ETK solution was used as the preservation solution in this study. We previously reported that a modified ETK solution containing a trypsin inhibitor (ulinastatin) significantly improved the islet yield compared with preservation in the University of Wisconsin (UW) solution for islet isolation [39,51]. ETK solution is advantageous for islet transplantation because the inhibitory effect of collagenase activity by ETK solution is weaker than that of UW solution [39]. Moreover, ETK solution has a high-sodium/low-potassium composition, whereas UW solution has a low-sodium/high-potassium composition, and it is well-known that a high potassium concentration induces insulin release from islets [39]. It has also been reported that the number of neutrophils in the preserved pancreas is significantly reduced by ETK solution with sivelestat compared with UW solution with sivelestat and that the NE activity is significantly suppressed in ETK solution with sivelestat compared with UW solution with sivelestat [11]. Therefore, we chose to use ETK solution and not UW solution. We also reported that ETK solution with ulinastatin is better for pancreas preservation before islet isolation than HTK solution with ulinastatin due to the differences in terms of energy sources of the solutions [52]. Based on these data, we used ETK solution with ulinastatin for clinical islet transplantation from donation after brain death, donation after circulatory death, and living donation [53].

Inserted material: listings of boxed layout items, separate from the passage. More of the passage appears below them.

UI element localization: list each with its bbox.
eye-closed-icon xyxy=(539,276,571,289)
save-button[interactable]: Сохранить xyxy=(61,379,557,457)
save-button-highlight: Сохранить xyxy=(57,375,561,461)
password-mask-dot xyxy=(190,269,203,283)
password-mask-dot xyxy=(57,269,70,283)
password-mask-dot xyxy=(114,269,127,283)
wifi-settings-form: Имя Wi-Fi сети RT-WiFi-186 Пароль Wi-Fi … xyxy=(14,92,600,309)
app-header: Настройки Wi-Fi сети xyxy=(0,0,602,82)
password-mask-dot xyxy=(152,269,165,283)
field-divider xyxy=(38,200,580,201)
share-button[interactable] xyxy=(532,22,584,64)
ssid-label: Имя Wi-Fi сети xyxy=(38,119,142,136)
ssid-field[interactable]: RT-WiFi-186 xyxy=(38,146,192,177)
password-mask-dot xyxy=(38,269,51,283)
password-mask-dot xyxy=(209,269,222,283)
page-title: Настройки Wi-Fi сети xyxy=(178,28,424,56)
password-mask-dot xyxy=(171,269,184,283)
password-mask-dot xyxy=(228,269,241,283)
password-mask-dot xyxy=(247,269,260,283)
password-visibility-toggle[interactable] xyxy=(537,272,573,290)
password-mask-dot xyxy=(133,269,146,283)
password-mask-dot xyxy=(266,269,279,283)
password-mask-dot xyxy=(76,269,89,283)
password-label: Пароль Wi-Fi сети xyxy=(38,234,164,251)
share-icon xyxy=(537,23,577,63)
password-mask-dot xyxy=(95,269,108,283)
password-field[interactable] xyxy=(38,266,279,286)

In this study, 5 μM alvelestat was added to the preservation solution based on the data shown in Figure 1. It has been reported that 20 μM sivelestat is a suitable concentration for preservation solutions [11]. The IC50 of sivelestat is 44 nM, and the IC50 of alvelestat is 12 nM [54], suggesting that the inhibitory effect on NE induced by alvelestat is higher than that induced by sivelestat. Moreover, alvelestat is at least 600-fold more selective than other serin proteases [54].

Inhibition of NE leads to effective treatment, as observed in various preclinical studies including skin, bowel, and lung inflammation, as well as ischemia-reperfusion injury relevant to stroke, myocardial infarction, and transplantation [55]. Clinical trials in cardiovascular and lung disease with NE inhibitors, such as sivelestat and alvelestat, are ongoing. It has been reported that there is a trend towards reduction in sputum inflammatory biomarkers with statistically significant changes in interleukin(IL)-6, regulated on activation, normal t-cell expressed and secreted (RANTES) and urinary desmosine in alvelestat-treated patients with cystic fibrosis [28] and that significant changes were observed in forced expiratory volume, slow vital capacity, plasma IL-8, and post-waking sputum IL-6 and RANTES levels in alvelestat-treated patients with bronchiectasis [29]. Alvelestat is currently being explored as a potential treatment for α1-antitrypsin deficiency-related lung disease [56].

5. Conclusions

Supplementation of alvelestat in preservation solutions could improve islet isolation and transplantation. Our results imply that alvelestat has cytoprotective and anti-inflammatory effects through the inhibition of NE activity in the pancreas. Because alvelestat has now been used in a clinical trial, further studies, including the verification of safety and efficacy of alvelestat, are expected. Moreover, experiments with the human pancreas are required before clinical islet transplantation can be applied to treat people with type 1 diabetes.